In most circumstances, notice of termination should be provided to the employee. Notice should be given in accordance with requirements under the appropriate Award (commonly the Health Professionals and Support Services Award 2010 or Nurses Award 2010 for medical practices), or where applicable, the enterprise agreement.
The length of notice will vary depending on factors including the employee’s length of employment, possibly their age, and what the employment contract says about notice.
The law imposes several requirements as to terminate an employee’s employment. It includes, amongst other things, providing notice in writing.
Bringing a claim after dismissal
By far the most common claim employees in practices bring after being dismissed, is an application for unfair dismissal.
Unfair dismissal is available to full time and part time employees, or casuals employed on a regular and systematic basis. Minimum employment periods apply.
The Fair Work Commission will consider, in all the circumstances, whether the dismissal was “harsh, unjust or unreasonable”. There are a number of factors which the Commission may have regard to. These can include whether:
- there was a valid reason for the dismissal;
- the employee was notified of the reason before being dismissed;
- the employee was given an opportunity to respond; and
- the employee was previously warned about unsatisfactory performance.
Where the practice has fewer than 15 employees, the Commission must also consider if the dismissal was consistent with the Small Business Fair Dismissal Code.
In the matter of Purcell v Rock N Road Bitumen Pty Ltd  FWC 486, the employer claimed a HR officer had failed to show any improvement over 10 months, despite having meetings where the employer advised she should improve her time management skills and be more flexible with colleagues.

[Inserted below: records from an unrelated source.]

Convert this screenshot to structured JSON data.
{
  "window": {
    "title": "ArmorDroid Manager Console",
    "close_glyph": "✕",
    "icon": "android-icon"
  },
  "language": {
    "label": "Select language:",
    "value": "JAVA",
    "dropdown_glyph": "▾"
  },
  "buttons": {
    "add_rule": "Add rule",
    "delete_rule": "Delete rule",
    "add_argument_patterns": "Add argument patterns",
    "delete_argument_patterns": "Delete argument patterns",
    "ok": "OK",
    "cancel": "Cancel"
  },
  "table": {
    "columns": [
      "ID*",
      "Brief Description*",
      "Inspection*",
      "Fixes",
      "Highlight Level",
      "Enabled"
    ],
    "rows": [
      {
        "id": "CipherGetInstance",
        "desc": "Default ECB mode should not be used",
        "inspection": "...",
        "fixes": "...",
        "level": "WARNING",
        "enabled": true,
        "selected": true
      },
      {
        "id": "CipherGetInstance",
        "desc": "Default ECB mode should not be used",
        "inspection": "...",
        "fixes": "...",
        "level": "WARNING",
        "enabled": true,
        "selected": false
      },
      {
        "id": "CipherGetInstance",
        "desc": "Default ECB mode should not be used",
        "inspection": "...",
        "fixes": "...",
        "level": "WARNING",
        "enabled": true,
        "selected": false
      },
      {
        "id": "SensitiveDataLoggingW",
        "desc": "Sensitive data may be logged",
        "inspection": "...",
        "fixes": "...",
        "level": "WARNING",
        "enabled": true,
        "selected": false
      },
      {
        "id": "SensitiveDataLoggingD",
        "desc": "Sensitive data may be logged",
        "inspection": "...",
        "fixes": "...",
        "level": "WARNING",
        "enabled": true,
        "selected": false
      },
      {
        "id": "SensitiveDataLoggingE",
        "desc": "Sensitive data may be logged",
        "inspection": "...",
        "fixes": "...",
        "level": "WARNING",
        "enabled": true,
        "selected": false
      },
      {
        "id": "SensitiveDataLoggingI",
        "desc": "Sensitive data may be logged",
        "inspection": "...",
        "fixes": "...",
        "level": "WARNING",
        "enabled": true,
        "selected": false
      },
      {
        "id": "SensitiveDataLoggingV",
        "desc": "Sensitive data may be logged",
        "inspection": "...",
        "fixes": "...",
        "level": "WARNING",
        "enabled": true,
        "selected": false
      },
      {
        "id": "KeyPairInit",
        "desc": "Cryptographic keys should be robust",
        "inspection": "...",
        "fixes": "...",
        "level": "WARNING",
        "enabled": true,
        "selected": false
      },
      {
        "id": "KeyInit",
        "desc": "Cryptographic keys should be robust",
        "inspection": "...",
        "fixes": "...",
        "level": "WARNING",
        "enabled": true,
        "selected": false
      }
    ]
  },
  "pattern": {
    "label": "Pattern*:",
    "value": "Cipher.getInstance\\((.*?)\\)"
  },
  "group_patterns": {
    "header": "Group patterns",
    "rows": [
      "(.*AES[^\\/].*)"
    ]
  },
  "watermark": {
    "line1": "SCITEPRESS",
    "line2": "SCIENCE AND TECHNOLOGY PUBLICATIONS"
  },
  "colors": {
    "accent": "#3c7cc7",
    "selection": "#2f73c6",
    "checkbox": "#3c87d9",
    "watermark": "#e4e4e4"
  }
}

The Commissioner accepted that the HR officer was not suited to the role, but said the employer had failed to give adequate warning in the lead-up to the dismissal or to help her understand that dismissal was a potential outcome.
Unfair dismissal is not the only action an employee might choose to bring after being dismissed. All employees, including casuals, have the right to make a claim for ‘adverse action’ or unlawful discrimination.
There will be instances where it is necessary to dismiss an underperforming staff member. While difficult to make, these decisions are often required to meet the demands of running a business and providing high quality health care.
Understanding and ensuring compliance with your legal obligations is essential to mitigate the risks of a claim being brought against your practice.